11 Sci-Fi Movies That Got Science Completely Wrong

Some of (science) fiction's most glaring mistakes.

Armageddon We Won't Always Have Paris
Touchstone Pictures

Science fiction is a tricky genre.

By its very nature, it's contradictory: mixing science with fiction is hard enough to do, and the resulting juxtaposition is likely what attracts so many of us to the otherworldly and fantastical stories of interplanetary travel, exotic aliens and the dangers of technological advancements.

While many of the biggest sci-fi blockbusters often employ scientists as consultants to lend a little credence to their scientific elements, that doesn't mean that the experts' advice is always followed.

The results are often small, throwaway inaccuracies that don't take much from the movie in general, but there are a number of occasions where science was asked to step outside so that the story might move itself forward.

The worst offenders are those movies whose entire plot revolves around a piece of particularly flimsy science. But there are also tropes that have become so commonplace in movies that audiences have come to believe them as fact. After all, why would the movies lie to us?

While many of these entries certainly made their respective movies vastly more interesting, that doesn't excuse the fact that we've been sold nonsense dressed as scientific fact.

11. Total Recall – Exploding Humans

Armageddon We Won't Always Have Paris
TriStar Pictures

Total Recall is a sci-fi classic.

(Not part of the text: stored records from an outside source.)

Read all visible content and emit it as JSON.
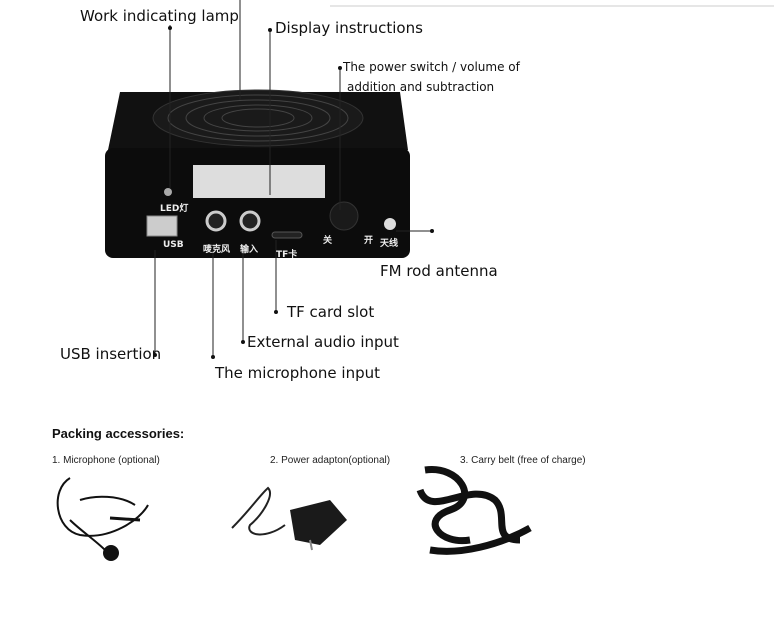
{
  "callouts": {
    "work_lamp": "Work indicating lamp",
    "display": "Display instructions",
    "power_switch_line1": "The power switch / volume of",
    "power_switch_line2": "addition and subtraction",
    "fm_antenna": "FM rod antenna",
    "tf_slot": "TF card slot",
    "usb": "USB insertion",
    "external_audio": "External audio input",
    "microphone_input": "The microphone input"
  },
  "device_labels": {
    "led": "LED灯",
    "usb": "USB",
    "mic": "唛克风",
    "input": "输入",
    "tf": "TF卡",
    "off": "关",
    "on": "开",
    "antenna": "天线"
  },
  "accessories": {
    "title": "Packing accessories:",
    "items": [
      {
        "label": "1. Microphone (optional)"
      },
      {
        "label": "2. Power adapton(optional)"
      },
      {
        "label": "3.  Carry belt (free of charge)"
      }
    ]
  }
}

Set on Mars in the late 21st century, it tells the story of Douglas Quaid as he finds himself caught up in an ordeal that may or may not be the result of synthetic memory implants.

Towards the movie's climax, antagonist Vilos Cohaagen is ejected to the surface of Mars where he dies a grisly, cartoonish death by decompression.

His body bloats dramatically and threatens to explode, which is something that is often shown to happen when the human body is sent unprotected into the vacuum of space.

Well, that's something that sci-fi has all wrong. While it might seem more dramatic that way, in reality, the most horrific aspects of decompression would be frostbite around the eyes, nose and mouth, and your blood pressure would drop so low that your blood would literally begin to boil in your veins.

Total Recall isn't necessarily the worst offender for this, but it's become a common trope in sci-fi, owing in part to its dramatic (and untrue) depiction in the 1990 classic.